2010年05月13日(木) 13時25分18秒

「spannkosmo」

テーマ:ミュージック

『へんりっく』はキリンジの堀込高樹さんや原マスミさんたち、音楽に携わっている方々に気に入ってもらえました。何度も考えて、理詰めで映画の構成をしたのです。が感覚的な作品になってしまったのでしょうか。前半は現在の偏陸さんを描写しながら、天井桟敷や過去にまつわる出来事を、真ん中に母上のはつさんの遺影や恐山と無人の偏陸邸を写し、後半は現在の偏陸さんと偏陸さんと山ちゃんの日々なのです。その本編の真ん中とラストに、ユニット「えびすまいる」の「夢寺」という曲をかける予定でした。仮に音楽を映像に当ててみると、どうも「夢寺」の飄逸なメロディが母はつさんを嘲笑しているようでプロデューサーと相談し、結局ラストのローリングクレジットだけに音楽を使うことに決めました。

「えびすまいる」の一人、スパン子さんがアルバムを製作しました。「spannkosmo」です。

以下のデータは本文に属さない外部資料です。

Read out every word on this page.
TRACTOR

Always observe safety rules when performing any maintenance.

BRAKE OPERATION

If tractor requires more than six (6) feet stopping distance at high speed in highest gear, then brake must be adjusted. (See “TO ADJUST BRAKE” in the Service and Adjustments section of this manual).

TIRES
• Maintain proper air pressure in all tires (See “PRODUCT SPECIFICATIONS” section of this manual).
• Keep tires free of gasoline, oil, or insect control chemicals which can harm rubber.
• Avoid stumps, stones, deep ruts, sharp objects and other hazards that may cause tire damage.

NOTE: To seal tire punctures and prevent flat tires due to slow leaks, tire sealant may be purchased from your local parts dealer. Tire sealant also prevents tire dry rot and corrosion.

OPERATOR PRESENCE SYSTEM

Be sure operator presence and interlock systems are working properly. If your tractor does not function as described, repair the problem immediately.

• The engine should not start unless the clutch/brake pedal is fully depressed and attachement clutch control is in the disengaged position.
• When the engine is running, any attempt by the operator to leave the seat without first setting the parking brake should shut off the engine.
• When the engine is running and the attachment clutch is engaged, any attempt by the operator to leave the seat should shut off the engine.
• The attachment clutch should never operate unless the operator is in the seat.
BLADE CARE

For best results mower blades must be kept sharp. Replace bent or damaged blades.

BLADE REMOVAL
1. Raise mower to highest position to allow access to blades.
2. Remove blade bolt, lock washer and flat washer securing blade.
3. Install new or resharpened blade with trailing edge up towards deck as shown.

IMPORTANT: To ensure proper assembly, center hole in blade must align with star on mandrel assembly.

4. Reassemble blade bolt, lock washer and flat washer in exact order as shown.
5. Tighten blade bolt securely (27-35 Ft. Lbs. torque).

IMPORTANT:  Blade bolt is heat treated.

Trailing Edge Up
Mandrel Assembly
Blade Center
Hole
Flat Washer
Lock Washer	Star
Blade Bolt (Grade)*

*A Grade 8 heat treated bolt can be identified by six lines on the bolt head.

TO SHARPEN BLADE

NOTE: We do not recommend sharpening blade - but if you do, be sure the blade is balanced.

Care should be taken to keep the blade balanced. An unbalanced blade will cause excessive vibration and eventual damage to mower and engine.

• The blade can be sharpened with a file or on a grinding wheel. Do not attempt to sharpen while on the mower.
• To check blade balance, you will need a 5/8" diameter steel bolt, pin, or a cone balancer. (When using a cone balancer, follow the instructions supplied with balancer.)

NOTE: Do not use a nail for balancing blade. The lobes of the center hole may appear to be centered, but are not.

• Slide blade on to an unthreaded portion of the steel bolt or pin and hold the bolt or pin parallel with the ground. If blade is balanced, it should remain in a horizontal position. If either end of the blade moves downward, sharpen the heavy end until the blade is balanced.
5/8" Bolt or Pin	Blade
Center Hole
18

ボーカルの曲あり、インストゥルメンタルの曲あり、宇宙のことわりに触れた曲があり、大切な人との遂げられぬ想いを描いた曲もあり、併せて十一曲が収められています。

これらの音楽をどんな言葉で讃えればいいのでしょうか。

始めてみる光景なのに、記憶にあると思うことをデ・ジャ・ブと言うようです。「スパンコスモ」は初めて聴くのに、やはり懐かしいのです。といって何かに似ているわけではないのです。記憶のどこかを刺激してくるようなのです。曲の中から、日のかげりや鳥のさえずり、鯨の声、カーニバルの後のしじま、などさまざまな音や声が聞こえてくるのです。拡散と収縮を繰り返す(といわれる)宇宙、カオスの宇宙、それだけでかけがえのない宇宙なんだ、とそんなことをアルバムを聴いて思いました。この喜びは、もはや法悦といっても差し支えないのです。

今月二十五日には武蔵境で発売記念のライブがおこなわれます。